I first tried this recipe when searching for a way to feed my family a wholesome breakfast without spending all morning cooking or cleaning. The sheet pan approach became an instant favorite for its simplicity and bursting color on our breakfast table.
Ingredients
- Bell pepper: 1 cup, diced (any color)
- Zucchini: 1 cup, diced
- Cherry tomatoes: 1 cup, halved
- Red onion: 1/2 cup, thinly sliced
- Baby spinach: 1 cup, roughly chopped
- Eggs: 8 large
- Milk: 1/4 cup (dairy or unsweetened non-dairy alternative)
- Cheddar cheese: 1/2 cup, shredded (optional)
- Olive oil: 2 tbsp
- Salt: 1/2 tsp
- Black pepper: 1/4 tsp
- Dried oregano or Italian seasoning: 1/2 tsp
Instructions
- Prepare oven and sheet pan:
- Preheat oven to 400°F (200°C). Lightly grease a rimmed baking sheet with 1 tbsp olive oil.
- Arrange vegetables:
- Spread bell pepper, zucchini, cherry tomatoes, and red onion evenly on the sheet pan. Drizzle with remaining olive oil, sprinkle with half the salt and pepper, and toss to coat.
- Roast vegetables:
- Roast vegetables in the oven for 10 minutes.
- Prepare egg mixture:
- Meanwhile, whisk eggs, milk, remaining salt and pepper, and oregano in a large bowl until well combined.
- Add spinach and eggs:
- Remove sheet pan from oven. Scatter spinach over the roasted vegetables. Pour egg mixture evenly over everything.
- Add cheese:
- Sprinkle with cheese, if using.
- Bake scramble:
- Return pan to oven and bake for 10–12 minutes, or until eggs are just set.
- Serve:
- Let cool slightly, then slice and serve.
Save My kids love helping with this recipe by sprinkling on the cheese and watching the eggs puff up in the oven. It's become our go-to breakfast for busy weekends when we want a warm meal together before heading out.
Required Tools
Rimmed baking sheet, mixing bowls, whisk, knife and cutting board
Allergen Information
Contains eggs and dairy (if cheese or dairy milk used). For dairy-free, use non-dairy milk and omit cheese.
Nutritional Information
Calories: 210, Total Fat: 13 g, Carbohydrates: 7 g, Protein: 15 g (per serving)
Save Enjoy this sheet pan scramble as a vibrant centerpiece for your next breakfast or brunch. Cleanup is a breeze, so you can relax and savor every bite.
Recipe FAQs
- → Can I use different vegetables in this dish?
Yes, this dish is versatile. Swap in mushrooms, broccoli, or frozen peas for variety and affordability.
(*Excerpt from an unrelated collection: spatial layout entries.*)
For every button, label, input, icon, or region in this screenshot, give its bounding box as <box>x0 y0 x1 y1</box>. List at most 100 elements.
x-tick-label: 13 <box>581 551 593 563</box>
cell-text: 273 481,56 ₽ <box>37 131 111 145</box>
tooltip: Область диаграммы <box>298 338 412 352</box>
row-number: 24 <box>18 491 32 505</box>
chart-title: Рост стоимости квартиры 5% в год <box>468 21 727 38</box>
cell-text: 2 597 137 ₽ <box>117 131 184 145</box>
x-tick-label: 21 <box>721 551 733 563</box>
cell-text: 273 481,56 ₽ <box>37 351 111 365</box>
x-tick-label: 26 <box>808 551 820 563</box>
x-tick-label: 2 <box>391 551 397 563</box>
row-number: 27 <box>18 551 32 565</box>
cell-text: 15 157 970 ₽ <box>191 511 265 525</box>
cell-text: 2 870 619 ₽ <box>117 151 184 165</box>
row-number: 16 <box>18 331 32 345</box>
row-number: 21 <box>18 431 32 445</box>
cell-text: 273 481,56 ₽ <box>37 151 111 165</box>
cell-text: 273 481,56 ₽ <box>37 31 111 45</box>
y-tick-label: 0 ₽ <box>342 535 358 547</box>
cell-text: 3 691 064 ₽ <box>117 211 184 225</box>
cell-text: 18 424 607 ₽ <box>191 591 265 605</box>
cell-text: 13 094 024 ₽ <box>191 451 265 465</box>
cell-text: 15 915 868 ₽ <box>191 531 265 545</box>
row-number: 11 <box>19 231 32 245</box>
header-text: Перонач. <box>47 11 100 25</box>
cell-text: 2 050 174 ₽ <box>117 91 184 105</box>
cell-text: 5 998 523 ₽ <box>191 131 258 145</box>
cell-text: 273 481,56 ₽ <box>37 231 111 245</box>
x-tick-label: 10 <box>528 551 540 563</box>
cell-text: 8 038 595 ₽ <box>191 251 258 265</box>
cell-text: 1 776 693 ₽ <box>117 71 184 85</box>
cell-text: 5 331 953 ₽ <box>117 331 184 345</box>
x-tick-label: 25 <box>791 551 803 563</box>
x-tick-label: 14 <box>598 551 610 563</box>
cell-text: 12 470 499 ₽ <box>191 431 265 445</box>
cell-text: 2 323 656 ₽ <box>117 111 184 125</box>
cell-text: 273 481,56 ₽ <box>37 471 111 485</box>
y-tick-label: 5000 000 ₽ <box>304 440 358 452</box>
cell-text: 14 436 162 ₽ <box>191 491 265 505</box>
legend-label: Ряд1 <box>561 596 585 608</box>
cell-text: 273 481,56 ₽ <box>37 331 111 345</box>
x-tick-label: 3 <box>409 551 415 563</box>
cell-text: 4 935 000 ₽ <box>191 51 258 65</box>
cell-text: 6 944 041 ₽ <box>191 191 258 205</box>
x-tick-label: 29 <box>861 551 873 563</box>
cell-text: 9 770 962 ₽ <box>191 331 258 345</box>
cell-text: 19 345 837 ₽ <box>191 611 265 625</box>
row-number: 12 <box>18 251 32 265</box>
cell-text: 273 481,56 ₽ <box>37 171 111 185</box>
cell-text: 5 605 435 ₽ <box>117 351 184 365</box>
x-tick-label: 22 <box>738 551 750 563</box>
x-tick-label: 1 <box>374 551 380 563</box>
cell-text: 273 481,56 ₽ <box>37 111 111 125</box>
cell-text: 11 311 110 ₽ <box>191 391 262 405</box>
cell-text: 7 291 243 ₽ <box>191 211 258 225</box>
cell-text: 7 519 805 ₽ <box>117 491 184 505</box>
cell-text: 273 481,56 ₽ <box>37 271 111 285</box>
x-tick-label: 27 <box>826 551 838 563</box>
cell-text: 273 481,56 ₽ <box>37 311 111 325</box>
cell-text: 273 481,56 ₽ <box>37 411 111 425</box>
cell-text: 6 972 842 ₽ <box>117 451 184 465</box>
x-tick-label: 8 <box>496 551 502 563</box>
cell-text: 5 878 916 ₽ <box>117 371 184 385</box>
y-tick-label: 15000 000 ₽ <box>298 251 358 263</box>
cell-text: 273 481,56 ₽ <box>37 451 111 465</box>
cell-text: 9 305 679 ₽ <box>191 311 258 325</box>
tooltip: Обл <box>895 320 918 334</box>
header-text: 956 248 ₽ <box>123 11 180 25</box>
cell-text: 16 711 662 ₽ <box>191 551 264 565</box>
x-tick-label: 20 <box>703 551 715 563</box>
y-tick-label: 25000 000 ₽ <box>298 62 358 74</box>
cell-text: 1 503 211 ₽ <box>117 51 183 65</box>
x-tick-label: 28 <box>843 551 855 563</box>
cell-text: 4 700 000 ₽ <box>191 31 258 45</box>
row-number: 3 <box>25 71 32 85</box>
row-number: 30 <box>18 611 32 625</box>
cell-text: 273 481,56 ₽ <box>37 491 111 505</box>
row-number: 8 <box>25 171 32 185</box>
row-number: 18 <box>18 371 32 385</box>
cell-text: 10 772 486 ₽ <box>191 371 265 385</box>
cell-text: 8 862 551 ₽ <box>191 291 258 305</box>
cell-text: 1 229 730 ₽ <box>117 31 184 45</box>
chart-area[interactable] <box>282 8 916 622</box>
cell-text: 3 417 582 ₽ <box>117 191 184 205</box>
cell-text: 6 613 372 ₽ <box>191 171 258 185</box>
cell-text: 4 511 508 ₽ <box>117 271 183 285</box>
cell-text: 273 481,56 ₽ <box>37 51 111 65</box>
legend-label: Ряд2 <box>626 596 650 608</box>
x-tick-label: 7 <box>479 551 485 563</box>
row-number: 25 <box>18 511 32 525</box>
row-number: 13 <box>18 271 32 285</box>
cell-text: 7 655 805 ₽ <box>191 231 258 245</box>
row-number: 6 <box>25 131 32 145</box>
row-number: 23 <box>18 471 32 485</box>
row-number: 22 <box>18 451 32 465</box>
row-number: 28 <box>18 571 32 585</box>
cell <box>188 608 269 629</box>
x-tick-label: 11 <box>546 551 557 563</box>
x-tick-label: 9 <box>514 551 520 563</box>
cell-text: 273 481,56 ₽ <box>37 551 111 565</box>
- → How do I make this dairy-free?
Use unsweetened non-dairy milk and omit the shredded cheddar cheese to keep it dairy-free.
- → What is the best way to roast the vegetables evenly?
Spread vegetables in a single layer on the pan, drizzle with olive oil, and toss to coat before roasting to ensure even cooking.
- → Can I prepare this ahead of time?
Vegetables can be roasted in advance, but it's best to add the egg mixture and bake just before serving for optimal texture.
- → What seasoning alternatives can enhance the flavor?
Adding a pinch of chili flakes or fresh herbs before serving can provide extra depth and freshness.